The reviewer is right that the characteristics of the patients are heterogeneous with respect to medication use, but if there was an effect we wanted it to be generalizable to all patients with type 2 diabetes. Therefore, we did not set specified inclusion criteria for this matter. We now added a sentence commenting on this topic in the discussion section line 458-459.
- The author concluded that the main reason why brown seaweed including Sargassum fusiformeand Fucus vesiculosus do not have a hypoglycemic effect in this study is due to their low dosage. What is the maximum dose of brown seaweed that adults can consume daily, and what dose may be effective?
For S. fusiforme, 5 grams is considered a regular dose, as this amount is eaten on average per day in Japan. Since we show that this dose used on top of regular diabetes treatment is not sufficiently effective, for this group a high-dosed extract may be necessary to demonstrate an effect. We added this in the conclusion, lines 461-462.
- Sargassum fusiformeand Fucus vesiculosus have As, Hg, Cd, Pb. Is this normal.
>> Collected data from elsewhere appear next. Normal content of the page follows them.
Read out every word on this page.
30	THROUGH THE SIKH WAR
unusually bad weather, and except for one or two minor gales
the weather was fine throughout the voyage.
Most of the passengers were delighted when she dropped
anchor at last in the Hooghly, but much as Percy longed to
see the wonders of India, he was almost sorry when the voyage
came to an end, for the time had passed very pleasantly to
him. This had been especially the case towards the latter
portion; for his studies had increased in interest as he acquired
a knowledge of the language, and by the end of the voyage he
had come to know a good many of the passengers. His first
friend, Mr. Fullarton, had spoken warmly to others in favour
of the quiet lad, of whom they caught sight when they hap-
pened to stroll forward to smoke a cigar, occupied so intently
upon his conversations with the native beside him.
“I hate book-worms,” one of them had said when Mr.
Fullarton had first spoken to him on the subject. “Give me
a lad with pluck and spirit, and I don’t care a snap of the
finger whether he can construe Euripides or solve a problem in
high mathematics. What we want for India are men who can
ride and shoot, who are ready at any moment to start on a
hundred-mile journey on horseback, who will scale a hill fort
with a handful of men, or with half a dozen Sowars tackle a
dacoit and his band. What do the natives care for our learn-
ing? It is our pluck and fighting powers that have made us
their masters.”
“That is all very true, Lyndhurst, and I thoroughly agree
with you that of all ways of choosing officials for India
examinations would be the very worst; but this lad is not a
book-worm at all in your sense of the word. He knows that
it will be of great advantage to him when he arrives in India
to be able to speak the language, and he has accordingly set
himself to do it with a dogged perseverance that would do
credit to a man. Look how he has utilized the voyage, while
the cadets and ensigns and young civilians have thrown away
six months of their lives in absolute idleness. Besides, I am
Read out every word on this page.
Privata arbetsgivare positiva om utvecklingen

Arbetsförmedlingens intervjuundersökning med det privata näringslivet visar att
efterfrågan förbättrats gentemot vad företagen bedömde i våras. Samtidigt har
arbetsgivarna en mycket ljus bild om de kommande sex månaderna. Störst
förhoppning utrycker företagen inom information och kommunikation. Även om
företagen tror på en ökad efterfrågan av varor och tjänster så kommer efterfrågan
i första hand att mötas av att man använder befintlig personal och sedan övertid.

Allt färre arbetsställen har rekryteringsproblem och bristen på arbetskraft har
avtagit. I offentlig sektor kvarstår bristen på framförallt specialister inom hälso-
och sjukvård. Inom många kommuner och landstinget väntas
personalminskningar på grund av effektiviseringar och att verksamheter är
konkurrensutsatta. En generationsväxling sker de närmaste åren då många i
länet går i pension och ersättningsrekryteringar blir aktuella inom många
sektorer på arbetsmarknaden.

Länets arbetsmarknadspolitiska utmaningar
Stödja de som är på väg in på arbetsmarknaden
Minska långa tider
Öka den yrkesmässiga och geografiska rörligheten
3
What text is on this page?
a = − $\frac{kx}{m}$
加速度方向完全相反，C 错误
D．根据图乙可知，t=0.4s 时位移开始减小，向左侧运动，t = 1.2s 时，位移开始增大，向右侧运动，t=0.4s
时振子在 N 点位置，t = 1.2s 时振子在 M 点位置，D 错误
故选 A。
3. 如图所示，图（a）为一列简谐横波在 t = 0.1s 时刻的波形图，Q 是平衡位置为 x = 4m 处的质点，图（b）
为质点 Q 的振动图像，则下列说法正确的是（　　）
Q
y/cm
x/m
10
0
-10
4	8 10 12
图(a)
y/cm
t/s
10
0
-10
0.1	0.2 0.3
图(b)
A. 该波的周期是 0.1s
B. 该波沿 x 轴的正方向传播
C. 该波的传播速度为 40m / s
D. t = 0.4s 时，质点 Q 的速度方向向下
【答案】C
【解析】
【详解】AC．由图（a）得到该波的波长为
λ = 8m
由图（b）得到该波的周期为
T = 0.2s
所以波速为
Yes, this is common for seaweed. However, the content per species is highly variable and it can also be notably affected by the environment.
Pretreatment of S. fusiforme is very important as it removes most of the heavy metals, As in particular. Therefore, in the case of seaweed consumption it is highly important to consume quality-controlled batches.
- In lines 64 and 65, the style of writing of α-amylase and α-glucosidase is inconsistent and in line 120, it is 0.5 grams rather than 0,5 grams.
Thank you for noticing, we changed this in the revised manuscript.
Round 2
Reviewer 4 Report
Comments and Suggestions for AuthorsThe manuscript has been improved.
I still wonder why the doses of Porphyra yezoensis, S. fusiforme, and F. vesiculosus in the control group and the intervention group are different.
Author Response
Thank you for your additional question: 1. I still wonder why the doses of P. yezoensis, S. fusiforme, and F. vesiculosus in the control group and the intervention group are different. In our study, we studied 2 interventions: 5 mg S. fusiforme per day and 5 mg F. vesiculosus per day. We compared this with a control/placebo group. Since we wanted to conduct the study double-blind, the placebo also had to have the smell and taste of seaweed, but not the active ingredients. Therefore, we ended up using a very low dose of P. Yezoenis of 0.5 grams per day. This was to lower te chance of any bioactive compounds that might still have an effect in the control/placebogroup. We modified the manuscript a little more (line 107-109) to clarify this further.